The sophomore collection from duo Katie-Louise and Lilian Nicol-Ford brought the drama (the good kind) to the fore, leveraging their backgrounds in costume design and history to create a triptych of looks inspired by The Great Comet of 1811 and Tolstoy’s War and Peace. A community-cast selection of models donned slinky slip dresses, Grecian-inspired gowns and ruffled sleeves befitting of any number of Regency-era royals, accessorised by dramatically large jewels and towering stacks of hair.
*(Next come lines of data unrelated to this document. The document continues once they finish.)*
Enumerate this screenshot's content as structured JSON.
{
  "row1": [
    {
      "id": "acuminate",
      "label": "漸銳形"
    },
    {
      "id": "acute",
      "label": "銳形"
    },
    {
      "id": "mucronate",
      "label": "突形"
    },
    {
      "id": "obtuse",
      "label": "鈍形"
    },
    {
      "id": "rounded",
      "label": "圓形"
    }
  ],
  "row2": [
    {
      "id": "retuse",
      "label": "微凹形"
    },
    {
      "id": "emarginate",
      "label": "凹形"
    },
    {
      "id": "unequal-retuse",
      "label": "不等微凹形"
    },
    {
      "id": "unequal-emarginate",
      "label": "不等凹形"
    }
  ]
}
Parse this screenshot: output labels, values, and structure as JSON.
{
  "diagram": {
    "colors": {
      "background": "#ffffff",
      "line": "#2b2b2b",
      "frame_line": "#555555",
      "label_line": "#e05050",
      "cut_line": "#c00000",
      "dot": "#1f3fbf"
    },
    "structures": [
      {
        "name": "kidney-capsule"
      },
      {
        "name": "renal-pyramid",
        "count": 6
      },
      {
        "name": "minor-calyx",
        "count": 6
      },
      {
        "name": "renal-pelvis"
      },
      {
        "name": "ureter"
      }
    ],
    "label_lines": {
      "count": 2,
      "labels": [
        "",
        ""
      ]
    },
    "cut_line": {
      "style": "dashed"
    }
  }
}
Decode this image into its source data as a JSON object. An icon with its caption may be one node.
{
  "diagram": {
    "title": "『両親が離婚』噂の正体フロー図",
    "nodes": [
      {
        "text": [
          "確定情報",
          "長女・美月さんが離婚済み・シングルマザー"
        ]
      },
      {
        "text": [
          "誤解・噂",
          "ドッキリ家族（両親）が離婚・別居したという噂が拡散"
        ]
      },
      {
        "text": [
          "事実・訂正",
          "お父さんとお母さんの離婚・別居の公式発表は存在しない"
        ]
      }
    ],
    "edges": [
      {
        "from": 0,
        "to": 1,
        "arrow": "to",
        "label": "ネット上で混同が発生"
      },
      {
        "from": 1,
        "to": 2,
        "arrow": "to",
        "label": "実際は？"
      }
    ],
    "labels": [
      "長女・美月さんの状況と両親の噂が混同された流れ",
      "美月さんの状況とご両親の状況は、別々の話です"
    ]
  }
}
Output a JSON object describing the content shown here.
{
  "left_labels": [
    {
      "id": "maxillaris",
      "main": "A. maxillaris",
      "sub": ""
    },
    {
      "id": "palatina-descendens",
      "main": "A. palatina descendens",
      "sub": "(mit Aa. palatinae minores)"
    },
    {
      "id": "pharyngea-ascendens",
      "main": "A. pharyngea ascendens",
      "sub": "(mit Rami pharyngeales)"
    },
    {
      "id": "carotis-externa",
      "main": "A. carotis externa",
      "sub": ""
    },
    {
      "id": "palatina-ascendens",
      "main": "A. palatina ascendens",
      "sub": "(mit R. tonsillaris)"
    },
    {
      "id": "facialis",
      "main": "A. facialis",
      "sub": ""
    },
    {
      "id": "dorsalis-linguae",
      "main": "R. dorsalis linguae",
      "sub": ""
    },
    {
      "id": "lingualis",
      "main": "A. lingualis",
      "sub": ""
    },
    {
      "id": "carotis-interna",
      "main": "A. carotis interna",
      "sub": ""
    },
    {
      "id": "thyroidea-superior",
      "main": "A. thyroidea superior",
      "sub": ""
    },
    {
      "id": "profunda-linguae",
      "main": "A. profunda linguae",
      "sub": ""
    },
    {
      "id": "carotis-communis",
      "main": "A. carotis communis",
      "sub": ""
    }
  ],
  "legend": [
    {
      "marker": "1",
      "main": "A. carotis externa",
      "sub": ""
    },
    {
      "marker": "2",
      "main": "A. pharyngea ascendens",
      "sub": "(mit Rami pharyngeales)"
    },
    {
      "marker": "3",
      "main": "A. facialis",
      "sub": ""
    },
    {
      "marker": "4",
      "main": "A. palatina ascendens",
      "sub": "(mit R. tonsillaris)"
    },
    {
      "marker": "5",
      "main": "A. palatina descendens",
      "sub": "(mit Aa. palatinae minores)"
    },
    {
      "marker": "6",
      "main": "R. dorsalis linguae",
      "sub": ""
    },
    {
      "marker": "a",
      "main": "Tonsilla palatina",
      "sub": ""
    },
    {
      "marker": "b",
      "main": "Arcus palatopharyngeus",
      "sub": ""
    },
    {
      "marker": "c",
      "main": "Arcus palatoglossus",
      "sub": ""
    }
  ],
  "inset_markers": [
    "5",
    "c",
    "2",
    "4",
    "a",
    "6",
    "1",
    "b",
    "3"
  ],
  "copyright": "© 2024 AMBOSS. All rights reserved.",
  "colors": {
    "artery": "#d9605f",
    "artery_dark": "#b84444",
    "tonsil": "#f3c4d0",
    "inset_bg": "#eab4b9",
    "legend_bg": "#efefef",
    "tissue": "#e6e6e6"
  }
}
7pm: Speed perfects new-age tailoring with edge

Sydney label Speed held their debut AAFW runway show tonight, with lead designer Alvina Chung crafting a collection that harnessed the power of contemporary tailoring and silhouettes. Pops of red – in the form of silky gloves, sheer bandanas and long leather-look scarves – punctuated the collection, culminating in a particularly noteworthy head-to-toe crimson ensemble that included a patent red trench with matching boots, and a metres-long red mesh veil.


Day five


10am: Alix Higgins is grounded in the mystical

In his second ever runway show, Alix Higgins Resort 2024 collection picked up right where he left off. Letting his signature stretch fabric garments take centre stage once again, we were presented with striped rugby jerseys and mesh asymmetrical dresses printed with phrases – printed in Higgins' signature Arial font of course – from the humorous ("I was late to the party but I still drank the most") to the opaque ("In the dream it was all right"). Bare, dirt-smeared feet and printed cloth bags accompanied the looks down the runway, styled by RUSSH's own Charlotte Agnew.


4:30pm: Haulier

Sydney's Haulier International staged their debut in the afternoon, emphasising a cohesive palette of vibrant reds, oceanic blues and punchy yellows, garments practically crying out to be taken on a summer European vacation. The vibe felt very sporty-chic, an ode perhaps to the frequenters of your local yacht or country club – think button-down oxfords paired with shoulder-slung knits – but with a rock and roll edge, mesh tops, dark tint sunglasses, and black denim perforating the presentation. Makeup Director, Kristyan Low, kept complexions fresh and natural using The Ordinary products to prioritise healthy, radiant-looking skin.


6pm: Caroline Reznik closes the week with a lasting impression

Caroline Reznik's show opened with a choreographed pas de deux on the runway, perhaps a nod to her own former life as a professional ballerina, before segueing into the presentation of her latest collection. Closing out what has been a long and somewhat frantic week, Reznik showed exactly how you close out AAFW with a bang. Masterfully balancing the delicate with the dark, the collection felt something akin to a twisted fantasy that enmeshed brutalism and softness, enlisting distressed leathers and knits, but coexisting alongside lace lingerie, tulle tutus, and intricately beaded fringed dresses.